Hello, I’am postgraduate student, and i study cuda programming the last 2 months. i have put my project in three different GPUs:
i) 8600M GT
i have observed that there is different penalty in each GPU with the same code and data. For example, i have observed that one simple cudaMalloc for 1 integer (without Kernels and cudaMemcopy) needs in (i) 70ms, in (ii) 510ms, and in (iii) 1550ms. So, it seems big time, especially for the (ii) and (iii). So, the application in C must take a lot of time so as to overlap this time.
Is the penalty logically in each GPU?? Why these penalties are so much differently?
Thank you for any help!!
(1) Are you timing the very first cudaMalloc() in the application, by any chance? If so, what is being timed is context creation time. Try inserting a cudaFree(0) before the cudaMalloc(), so the context creation happens on cudaFree() call.
(2) Are you performing a controlled experiment where the change of GPU is the only variable that changes, and the rest of the system is exactly the same?
(3) If any of your measurements are done on Windows Vista or Windows 7, you may see significant performance artifacts due to the WDDM driver model.
(4) If your measurements are done under Linux, make sure to put the driver into persistence mode with nvidia-smi -pm 1 (or run X if this is a local machine), otherwise the kernel module may get unloaded, and context creation will include the time to reload the kernel module which caused a large-ish additional delay.
My understanding is that context creation time has some dependency on the amount of memory on the card, and the number of supported features, so I would expect a card with larger memory or higher compute capability to have slightly longer context initialization time. I have not measured the context initialization time recently so I do not have any guidance as to what expected ranges are. I am a bit surprised at the 1.5 second measurement on the GTX280, I suspect item (3) or (4) above come into play.
Here is one data point for the CUDA context creation time. I created a tiny CUDA app that does nothing except making a single call to cudaFree(0), followed by a minimal cudaMalloc(), followed by calling an empty CUDA kernel. I timed the duration of each call. I ran this application after I placed the kernel module into persistence mode with nvidia-smi -pm 1. I used the high-resolution timer provided via the gettimeofday() function.

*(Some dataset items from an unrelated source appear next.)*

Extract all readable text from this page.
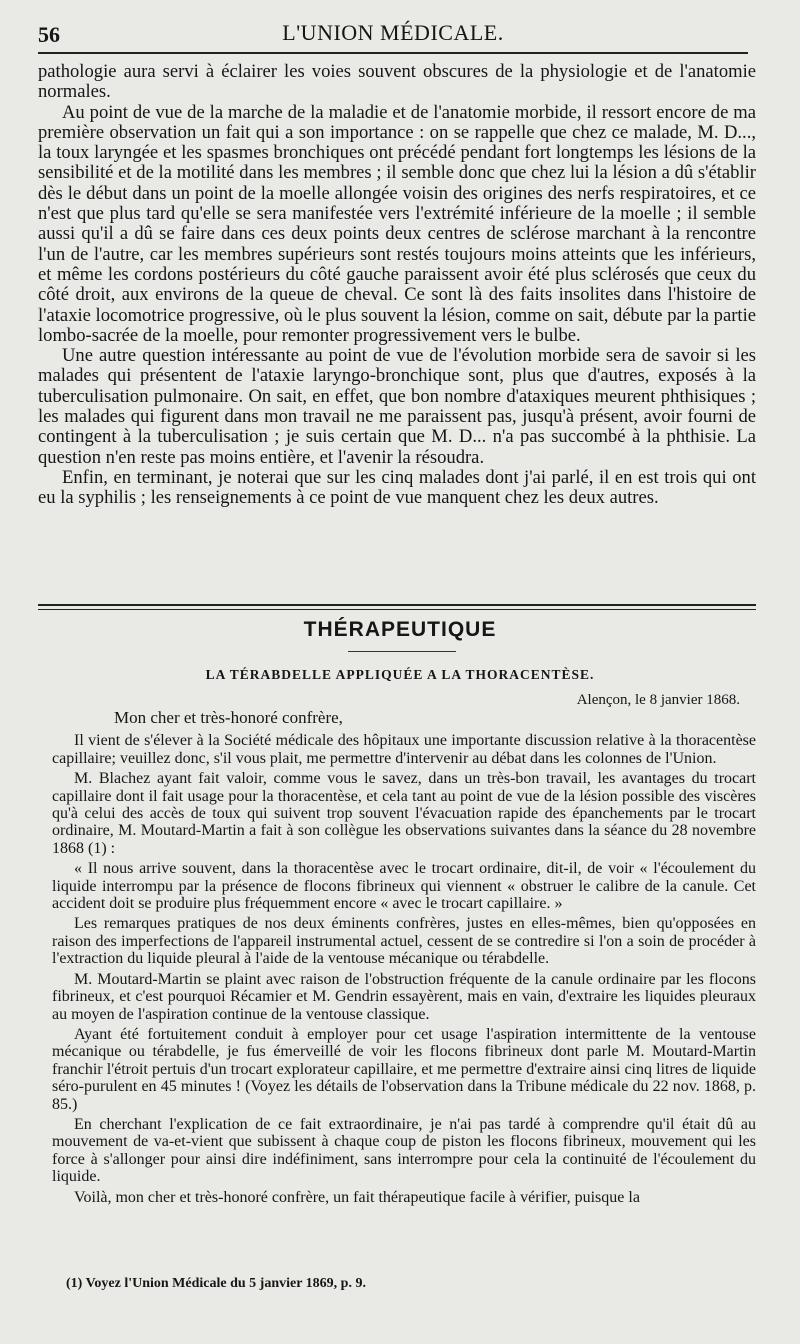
56	L'UNION MÉDICALE.

pathologie aura servi à éclairer les voies souvent obscures de la physiologie et de l'anatomie normales.

Au point de vue de la marche de la maladie et de l'anatomie morbide, il ressort encore de ma première observation un fait qui a son importance : on se rappelle que chez ce malade, M. D..., la toux laryngée et les spasmes bronchiques ont précédé pendant fort longtemps les lésions de la sensibilité et de la motilité dans les membres ; il semble donc que chez lui la lésion a dû s'établir dès le début dans un point de la moelle allongée voisin des origines des nerfs respiratoires, et ce n'est que plus tard qu'elle se sera manifestée vers l'extrémité inférieure de la moelle ; il semble aussi qu'il a dû se faire dans ces deux points deux centres de sclérose marchant à la rencontre l'un de l'autre, car les membres supérieurs sont restés toujours moins atteints que les inférieurs, et même les cordons postérieurs du côté gauche paraissent avoir été plus sclérosés que ceux du côté droit, aux environs de la queue de cheval. Ce sont là des faits insolites dans l'histoire de l'ataxie locomotrice progressive, où le plus souvent la lésion, comme on sait, débute par la partie lombo-sacrée de la moelle, pour remonter progressivement vers le bulbe.

Une autre question intéressante au point de vue de l'évolution morbide sera de savoir si les malades qui présentent de l'ataxie laryngo-bronchique sont, plus que d'autres, exposés à la tuberculisation pulmonaire. On sait, en effet, que bon nombre d'ataxiques meurent phthisiques ; les malades qui figurent dans mon travail ne me paraissent pas, jusqu'à présent, avoir fourni de contingent à la tuberculisation ; je suis certain que M. D... n'a pas succombé à la phthisie. La question n'en reste pas moins entière, et l'avenir la résoudra.

Enfin, en terminant, je noterai que sur les cinq malades dont j'ai parlé, il en est trois qui ont eu la syphilis ; les renseignements à ce point de vue manquent chez les deux autres.

THÉRAPEUTIQUE
LA TÉRABDELLE APPLIQUÉE A LA THORACENTÈSE.
Alençon, le 8 janvier 1868.

Mon cher et très-honoré confrère,

Il vient de s'élever à la Société médicale des hôpitaux une importante discussion relative à la thoracentèse capillaire; veuillez donc, s'il vous plait, me permettre d'intervenir au débat dans les colonnes de l'Union.

M. Blachez ayant fait valoir, comme vous le savez, dans un très-bon travail, les avantages du trocart capillaire dont il fait usage pour la thoracentèse, et cela tant au point de vue de la lésion possible des viscères qu'à celui des accès de toux qui suivent trop souvent l'évacuation rapide des épanchements par le trocart ordinaire, M. Moutard-Martin a fait à son collègue les observations suivantes dans la séance du 28 novembre 1868 (1) :

« Il nous arrive souvent, dans la thoracentèse avec le trocart ordinaire, dit-il, de voir « l'écoulement du liquide interrompu par la présence de flocons fibrineux qui viennent « obstruer le calibre de la canule. Cet accident doit se produire plus fréquemment encore « avec le trocart capillaire. »

Les remarques pratiques de nos deux éminents confrères, justes en elles-mêmes, bien qu'opposées en raison des imperfections de l'appareil instrumental actuel, cessent de se contredire si l'on a soin de procéder à l'extraction du liquide pleural à l'aide de la ventouse mécanique ou térabdelle.

M. Moutard-Martin se plaint avec raison de l'obstruction fréquente de la canule ordinaire par les flocons fibrineux, et c'est pourquoi Récamier et M. Gendrin essayèrent, mais en vain, d'extraire les liquides pleuraux au moyen de l'aspiration continue de la ventouse classique.

Ayant été fortuitement conduit à employer pour cet usage l'aspiration intermittente de la ventouse mécanique ou térabdelle, je fus émerveillé de voir les flocons fibrineux dont parle M. Moutard-Martin franchir l'étroit pertuis d'un trocart explorateur capillaire, et me permettre d'extraire ainsi cinq litres de liquide séro-purulent en 45 minutes ! (Voyez les détails de l'observation dans la Tribune médicale du 22 nov. 1868, p. 85.)

En cherchant l'explication de ce fait extraordinaire, je n'ai pas tardé à comprendre qu'il était dû au mouvement de va-et-vient que subissent à chaque coup de piston les flocons fibrineux, mouvement qui les force à s'allonger pour ainsi dire indéfiniment, sans interrompre pour cela la continuité de l'écoulement du liquide.

Voilà, mon cher et très-honoré confrère, un fait thérapeutique facile à vérifier, puisque la

(1) Voyez l'Union Médicale du 5 janvier 1869, p. 9.
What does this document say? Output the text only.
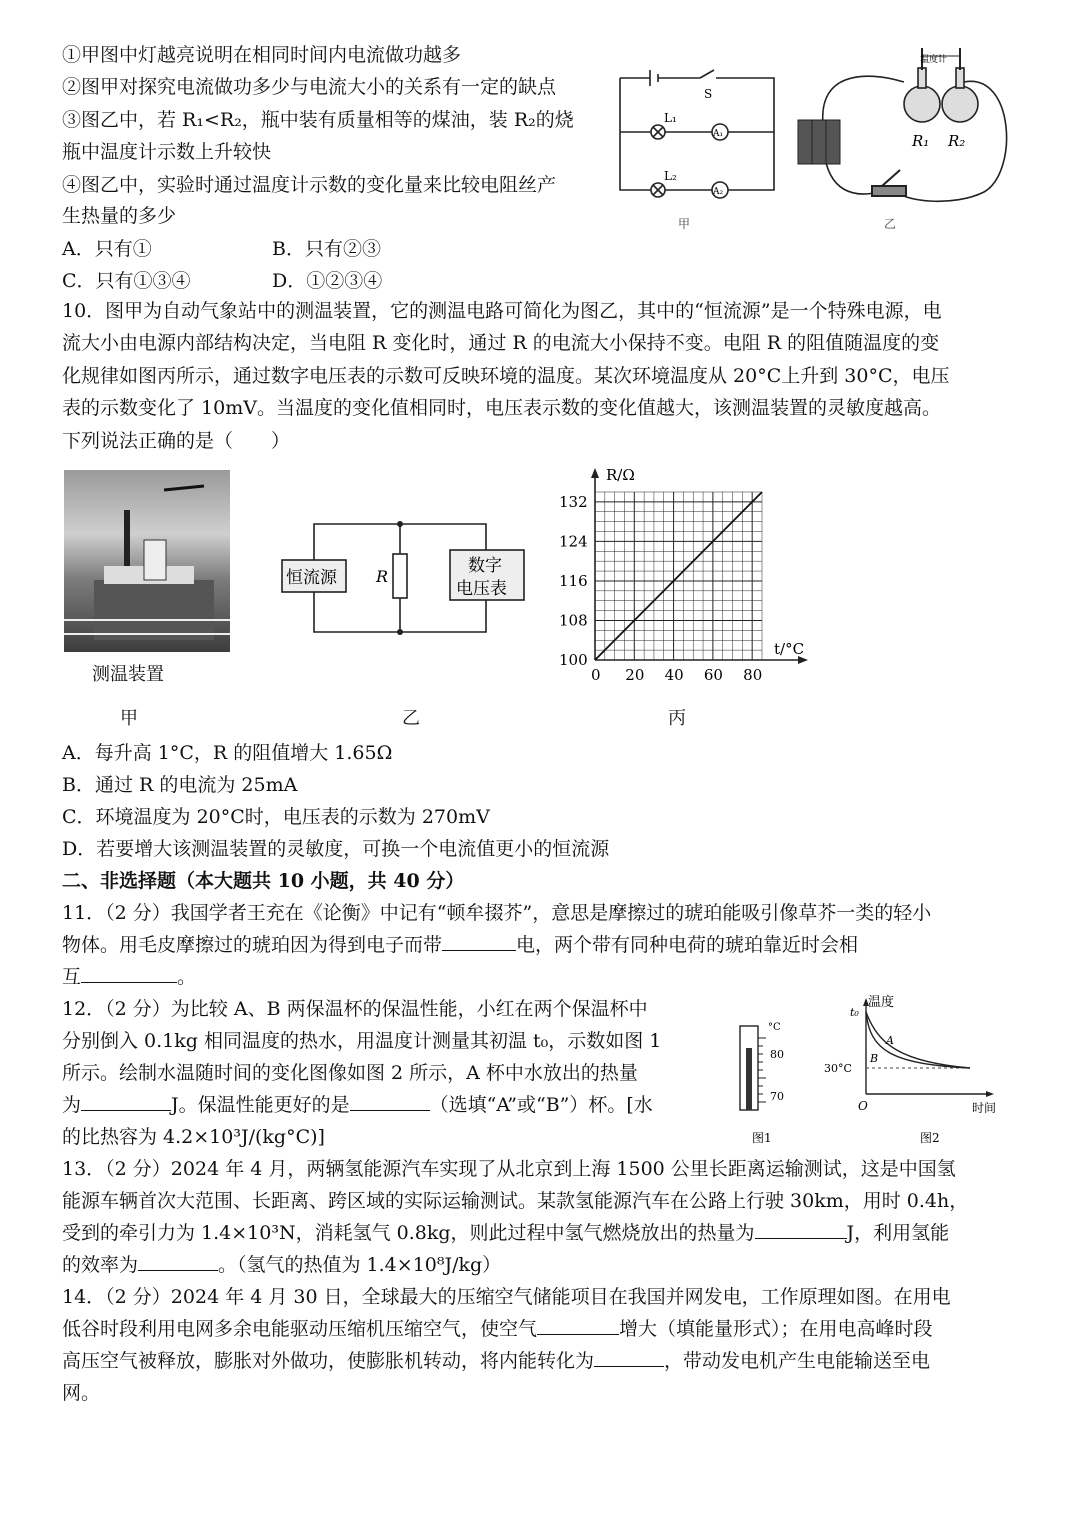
①甲图中灯越亮说明在相同时间内电流做功越多
②图甲对探究电流做功多少与电流大小的关系有一定的缺点
③图乙中，若 R₁<R₂，瓶中装有质量相等的煤油，装 R₂的烧
瓶中温度计示数上升较快
④图乙中，实验时通过温度计示数的变化量来比较电阻丝产
生热量的多少
A．只有①	B．只有②③
C．只有①③④	D．①②③④
S
L₁
L₂
A₁
A₂
甲
温度计
R₁ R₂
乙
10．图甲为自动气象站中的测温装置，它的测温电路可简化为图乙，其中的“恒流源”是一个特殊电源，电
流大小由电源内部结构决定，当电阻 R 变化时，通过 R 的电流大小保持不变。电阻 R 的阻值随温度的变
化规律如图丙所示，通过数字电压表的示数可反映环境的温度。某次环境温度从 20°C上升到 30°C，电压
表的示数变化了 10mV。当温度的变化值相同时，电压表示数的变化值越大，该测温装置的灵敏度越高。
下列说法正确的是（　　）
测温装置
甲
恒流源 R
数字
电压表
乙
0 20 40 60 80
100
108
116
124
132
R/Ω
t/°C
丙
A．每升高 1°C，R 的阻值增大 1.65Ω
B．通过 R 的电流为 25mA
C．环境温度为 20°C时，电压表的示数为 270mV
D．若要增大该测温装置的灵敏度，可换一个电流值更小的恒流源
二、非选择题（本大题共 10 小题，共 40 分）
11．（2 分）我国学者王充在《论衡》中记有“顿牟掇芥”，意思是摩擦过的琥珀能吸引像草芥一类的轻小
物体。用毛皮摩擦过的琥珀因为得到电子而带	电，两个带有同种电荷的琥珀靠近时会相
互	。
12．（2 分）为比较 A、B 两保温杯的保温性能，小红在两个保温杯中
分别倒入 0.1kg 相同温度的热水，用温度计测量其初温 t₀，示数如图 1
所示。绘制水温随时间的变化图像如图 2 所示，A 杯中水放出的热量
为	J。保温性能更好的是	（选填“A”或“B”）杯。[水
的比热容为 4.2×10³J/(kg°C)]
°C
80
70
图1
温度
t₀
A
B
30°C
O	时间
图2
13．（2 分）2024 年 4 月，两辆氢能源汽车实现了从北京到上海 1500 公里长距离运输测试，这是中国氢
能源车辆首次大范围、长距离、跨区域的实际运输测试。某款氢能源汽车在公路上行驶 30km，用时 0.4h，
受到的牵引力为 1.4×10³N，消耗氢气 0.8kg，则此过程中氢气燃烧放出的热量为	J，利用氢能
的效率为	。（氢气的热值为 1.4×10⁸J/kg）
14．（2 分）2024 年 4 月 30 日，全球最大的压缩空气储能项目在我国并网发电，工作原理如图。在用电
低谷时段利用电网多余电能驱动压缩机压缩空气，使空气	增大（填能量形式）；在用电高峰时段
高压空气被释放，膨胀对外做功，使膨胀机转动，将内能转化为	，带动发电机产生电能输送至电
网。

On a 64-bit RHEL 5.2 Linux system with a Xeon X5272 CPU and a C2050 GPU, I see times around 67 msec for the context creation triggered by the call to cudaFree(0). Allocating a single 4-byte integer on the device with cudaMalloc() takes 118 usec (= 0.118 msec), and launching an empty kernel takes 2.99 msec.
There are likely many factors that influence the exact latency of such operations including CPU speed, GPU speed, operating system, and the number and type of GPUs in the system. The latency of cudaMalloc() calls probably varies significantly as systems in general typically implement layered allocators such that allocation of a single integer will simply invoke the top-most sub-allocator (which is also the fastest) the vast majority of the time. Most CUDA programmers probably will never have to measure the latency of the operations (at least I have never had the need in over seven years of working with CUDA), but you can certainly time CUDA operations under relevant scenarios with fairly simple test apps if need be.
Hello, thanks for the quickly answer. I put cudaFree(0) first, but the previous penalties are created in cudaFree(0). How can i place the kernel module into persistence mode with nvidia-smi -pm 1 ?? My measurements are done under Linux.
Thanks a lot..
Finally, i found what you want to tell me, but when i put the driver into persistence mode with nvidia-smi -pm 1, i take the below message:
Unable to set persistence mode for GPU 0000:01:00.0: Insufficient Permissions
Some functions of nvidia-smi require root privileges, this includes switching the kernel module into persistence mode.